Son éclat fut malheureusement d’assez courte durée puisqu’elle fut démolie, à partir de 1787, par son nouveau propriétaire, un autre richissime marchand, John Cator (1728-1806). Il démantela le domaine pour l’urbaniser, ce qui donna naissance à une partie du village de Blackheath et notamment le quartier de Blackheath Park, également connu sous le nom de Cator Estate. À son extrémité, en face de Morden College et au bord de la lande, l’architecte Michael Searles édifia l’ensemble connu sous le nom de Paragon, un « crescent » formé de 14 demeures, qui est toujours l’un des fleurons de Blackheath (photogaphie de droite). On dit que certaines des colonnes proviennent d’ailleurs de la fabuleuse demeure palladienne de Page. Signalons que l’une des descendantes de John Cator, Elizabeth Margaret Cator était l’épouse du frère de la Reine Mère et donc la tante de l’actuelle souveraine britannique.

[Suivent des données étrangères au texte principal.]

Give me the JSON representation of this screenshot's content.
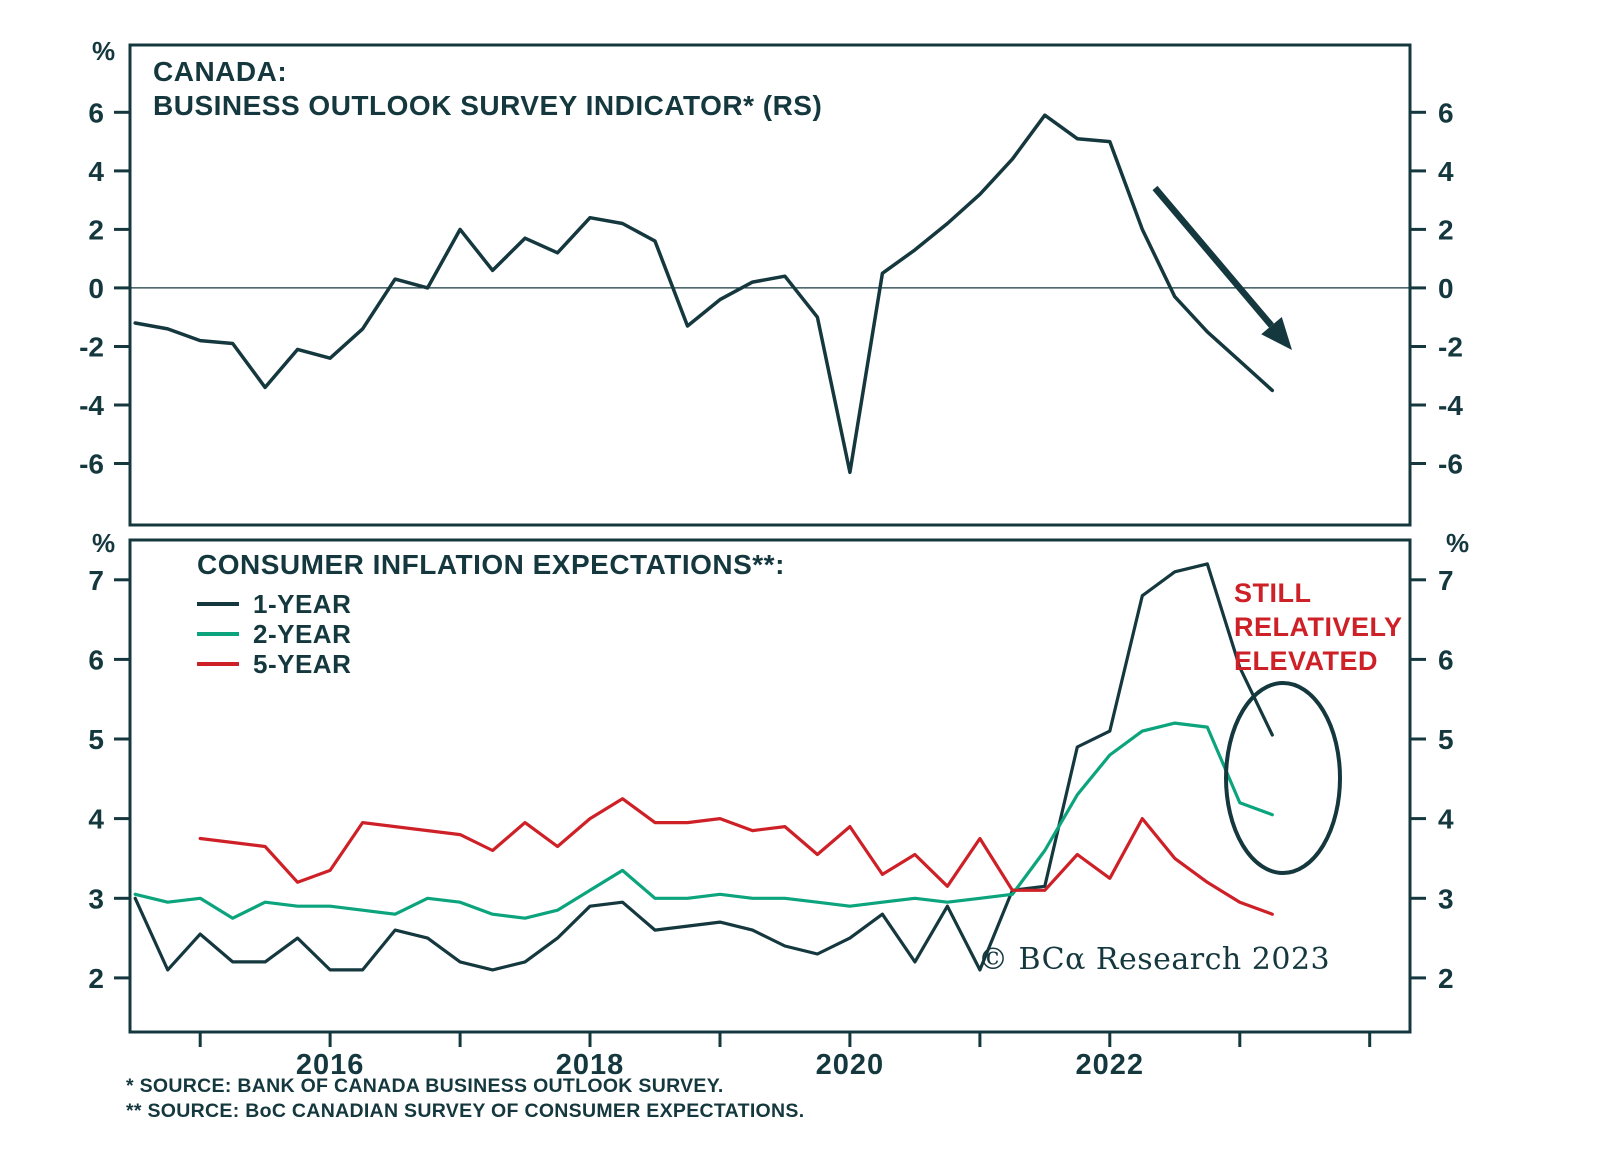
{
  "colors": {
    "axis": "#14383e",
    "text": "#14383e",
    "line_dark": "#14383e",
    "line_teal": "#0ba47d",
    "line_red": "#ce2127",
    "annotation_red": "#ce2127"
  },
  "chart_data": [
    {
      "type": "line",
      "panel": "top",
      "title_line1": "CANADA:",
      "title_line2": "BUSINESS OUTLOOK SURVEY INDICATOR* (RS)",
      "unit": "%",
      "ylim": [
        -8.1,
        8.3
      ],
      "yticks": [
        6,
        4,
        2,
        0,
        -2,
        -4,
        -6
      ],
      "xlim": [
        2014.46,
        2024.31
      ],
      "zero_line": true,
      "grid": false,
      "series": [
        {
          "name": "Business Outlook Survey indicator",
          "color_key": "line_dark",
          "x_start": 2014.5,
          "x_step": 0.25,
          "values": [
            -1.2,
            -1.4,
            -1.8,
            -1.9,
            -3.4,
            -2.1,
            -2.4,
            -1.4,
            0.3,
            0.0,
            2.0,
            0.6,
            1.7,
            1.2,
            2.4,
            2.2,
            1.6,
            -1.3,
            -0.4,
            0.2,
            0.4,
            -1.0,
            -6.3,
            0.5,
            1.3,
            2.2,
            3.2,
            4.4,
            5.9,
            5.1,
            5.0,
            2.0,
            -0.3,
            -1.5,
            -2.5,
            -3.5
          ]
        }
      ]
    },
    {
      "type": "line",
      "panel": "bottom",
      "title": "CONSUMER INFLATION EXPECTATIONS**:",
      "unit": "%",
      "ylim": [
        1.32,
        7.5
      ],
      "yticks": [
        7,
        6,
        5,
        4,
        3,
        2
      ],
      "xlim": [
        2014.46,
        2024.31
      ],
      "xticks": [
        2015,
        2016,
        2017,
        2018,
        2019,
        2020,
        2021,
        2022,
        2023,
        2024
      ],
      "x_label_ticks": [
        2016,
        2018,
        2020,
        2022
      ],
      "zero_line": false,
      "grid": false,
      "series": [
        {
          "name": "1-YEAR",
          "color_key": "line_dark",
          "x_start": 2014.5,
          "x_step": 0.25,
          "values": [
            3.0,
            2.1,
            2.55,
            2.2,
            2.2,
            2.5,
            2.1,
            2.1,
            2.6,
            2.5,
            2.2,
            2.1,
            2.2,
            2.5,
            2.9,
            2.95,
            2.6,
            2.65,
            2.7,
            2.6,
            2.4,
            2.3,
            2.5,
            2.8,
            2.2,
            2.9,
            2.1,
            3.1,
            3.15,
            4.9,
            5.1,
            6.8,
            7.1,
            7.2,
            5.9,
            5.05
          ]
        },
        {
          "name": "2-YEAR",
          "color_key": "line_teal",
          "x_start": 2014.5,
          "x_step": 0.25,
          "values": [
            3.05,
            2.95,
            3.0,
            2.75,
            2.95,
            2.9,
            2.9,
            2.85,
            2.8,
            3.0,
            2.95,
            2.8,
            2.75,
            2.85,
            3.1,
            3.35,
            3.0,
            3.0,
            3.05,
            3.0,
            3.0,
            2.95,
            2.9,
            2.95,
            3.0,
            2.95,
            3.0,
            3.05,
            3.6,
            4.3,
            4.8,
            5.1,
            5.2,
            5.15,
            4.2,
            4.05
          ]
        },
        {
          "name": "5-YEAR",
          "color_key": "line_red",
          "x_start": 2015.0,
          "x_step": 0.25,
          "values": [
            3.75,
            3.7,
            3.65,
            3.2,
            3.35,
            3.95,
            3.9,
            3.85,
            3.8,
            3.6,
            3.95,
            3.65,
            4.0,
            4.25,
            3.95,
            3.95,
            4.0,
            3.85,
            3.9,
            3.55,
            3.9,
            3.3,
            3.55,
            3.15,
            3.75,
            3.1,
            3.1,
            3.55,
            3.25,
            4.0,
            3.5,
            3.2,
            2.95,
            2.8
          ]
        }
      ]
    }
  ],
  "annotations": {
    "elevated_text": "STILL RELATIVELY ELEVATED"
  },
  "branding": {
    "copyright": "© BCα Research 2023"
  },
  "footnotes": {
    "line1": "*  SOURCE: BANK OF CANADA BUSINESS OUTLOOK SURVEY.",
    "line2": "** SOURCE: BoC CANADIAN SURVEY OF CONSUMER EXPECTATIONS."
  }
}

Par un curieux hasard, leur fils épousa aussi une McCorquodale, Mary Pamela, cousine issue de germains de Reine, qui, comme nous l’avons dit, était à la fois la fille de Barbara Cartland, la mère du comte de Dartmouth et la belle-mère de Diana Spencer.

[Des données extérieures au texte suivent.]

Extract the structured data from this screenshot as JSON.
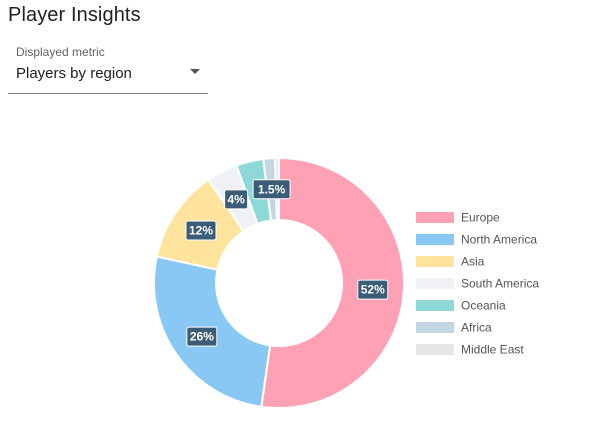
{
  "header": {
    "title": "Player Insights"
  },
  "metric_select": {
    "label": "Displayed metric",
    "value": "Players by region"
  },
  "colors": {
    "label_bg": "#3b5d78",
    "slice_border": "#ffffff"
  },
  "chart_data": {
    "type": "pie",
    "donut": true,
    "legend_position": "right",
    "categories": [
      "Europe",
      "North America",
      "Asia",
      "South America",
      "Oceania",
      "Africa",
      "Middle East"
    ],
    "values": [
      52,
      26,
      12,
      4,
      3.5,
      1.5,
      0.5
    ],
    "data_labels": [
      "52%",
      "26%",
      "12%",
      "4%",
      "",
      "1.5%",
      ""
    ],
    "colors": [
      "#ffa1b4",
      "#89c8f4",
      "#fde39c",
      "#f0f1f4",
      "#8ed8d8",
      "#c5d6e3",
      "#e6e7e9"
    ]
  }
}
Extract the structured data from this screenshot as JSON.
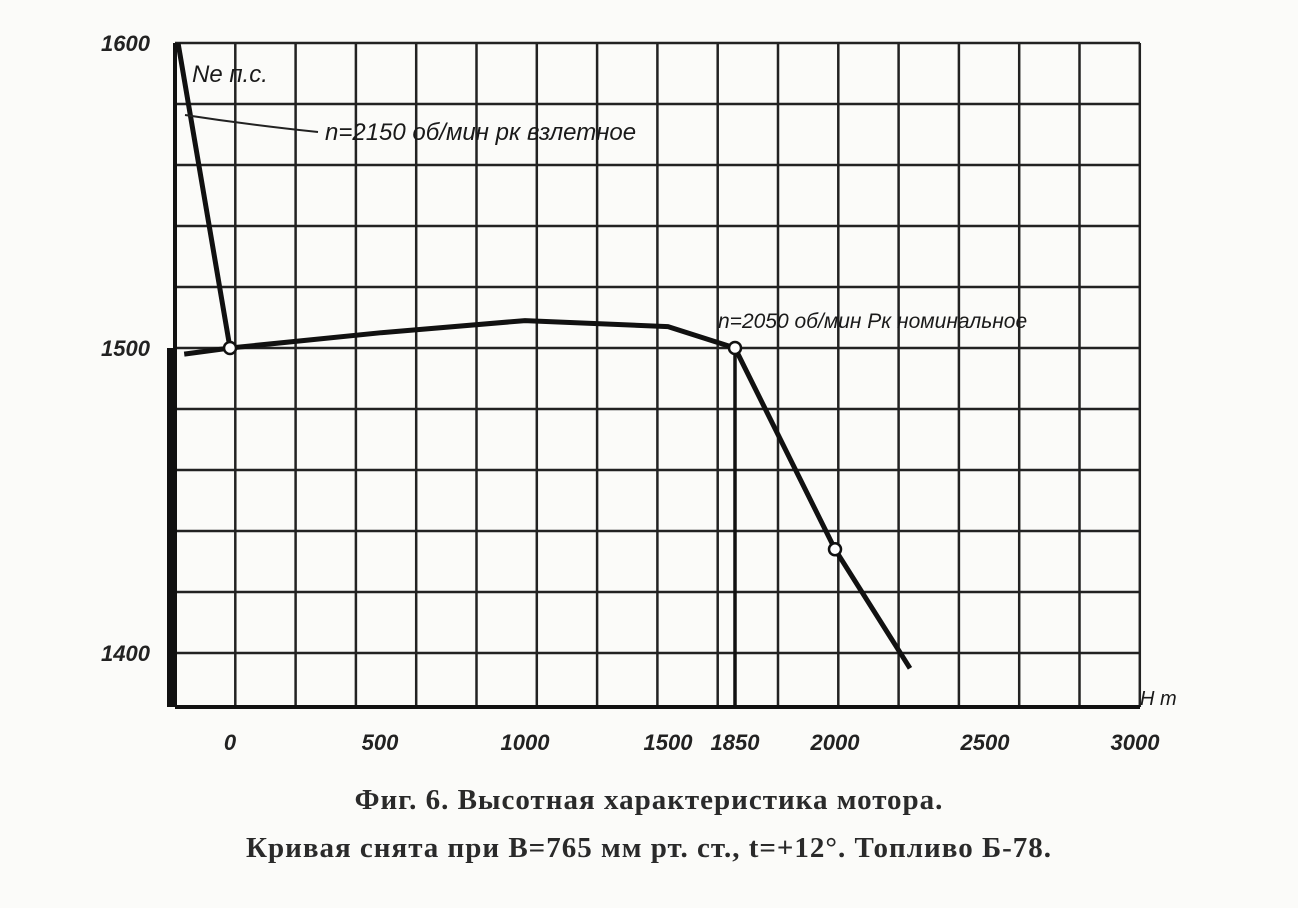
{
  "chart_data": {
    "type": "line",
    "ylabel": "Ne п.с.",
    "xlabel": "H m",
    "ylim": [
      1383,
      1600
    ],
    "xlim": [
      -180,
      3000
    ],
    "y_ticks": [
      1400,
      1500,
      1600
    ],
    "y_tick_labels": [
      "1400",
      "1500",
      "1600"
    ],
    "x_ticks": [
      0,
      500,
      1000,
      1500,
      1850,
      2000,
      2500,
      3000
    ],
    "x_tick_labels": [
      "0",
      "500",
      "1000",
      "1500",
      "1850",
      "2000",
      "2500",
      "3000"
    ],
    "grid": true,
    "series": [
      {
        "x": [
          -150,
          0,
          500,
          1000,
          1500,
          1850,
          2000,
          2250
        ],
        "y": [
          1498,
          1500,
          1505,
          1509,
          1507,
          1500,
          1434,
          1395
        ]
      },
      {
        "x": [
          -170,
          0
        ],
        "y": [
          1600,
          1500
        ]
      }
    ],
    "marked_points": [
      {
        "x": 0,
        "y": 1500
      },
      {
        "x": 1850,
        "y": 1500
      },
      {
        "x": 2000,
        "y": 1434
      }
    ],
    "annotations": [
      {
        "text": "n=2150 об/мин pк взлетное",
        "x": 0,
        "y": 1570
      },
      {
        "text": "n=2050 об/мин Pк номинальное",
        "x": 1850,
        "y": 1500
      }
    ],
    "caption": {
      "line1": "Фиг. 6. Высотная характеристика мотора.",
      "line2": "Кривая снята при B=765 мм рт. ст., t=+12°. Топливо Б-78."
    }
  }
}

À l’autre extrémité de la « Lande noire », du côté de Greenwich, le voisinage était tout aussi prestigieux. Adossées au parc royal, deux demeures ont marqué l’histoire. Montagu House fut, de 1797 (ou 1799) à 1812, la résidence londonienne de Caroline de Brunswick, l’épouse et cousine du prince de Galles, lui-même fils de Georges III. Du fait d’une détestation réciproque et publique, les époux se séparèrent après la naissance de leur fille et héritière du trône, la princesse Charlotte. De 1807 à 1813, la demeure voisine, Chesterfield House, fut occupée par Augusta, la mère de Caroline, qui était l’épouse du duc de Brunswick ainsi que la sœur de Georges III. En 1816, à la mort de sa mère, Caroline s’y installa. En 1806, elle avait été nommée Gardienne (Ranger) du parc royal de Greenwich par son beau-père. Chersterfield House, ou Brunswick House, devint alors la résidence officielle du Ranger de Greenwich Park, et fut connue sous le nom de Ranger’s House. C’est aujourd’hui un musée géré par English Heritage et le lieu d’exposition de la Wernher Collection. Parmi les œuvres réunies par sir Julius Wernher, un magnat du diamant, citons des tableaux de sir Joshua Reynolds, George Romney ou encore John Hoppner.

De l’autre côté du parc, on trouve encore Vanbrugh Castle, qui était la résidence de sir John Vanbrugh 1664-1726), l’un des architectes phares du mouvement baroque, créateur notamment de Blenheim Palace et Castle Howard. Il n’eut guère le loisir d’en profiter, puisqu’il édifia sa demeure dans les années 1720, peu de temps avant sa mort. L’édifice est aujourd’hui divisé en appartement de grand luxe.

Les touristes qui visitent les musées de Greenwich et les Londoniens qui viennent se promener dans le parc ne savent sans doute pas que cette immense « Lande noire » est autant marquée par l’histoire du royaume et fut naguère l’une des villégiatures les plus prisées de la campagne londonienne.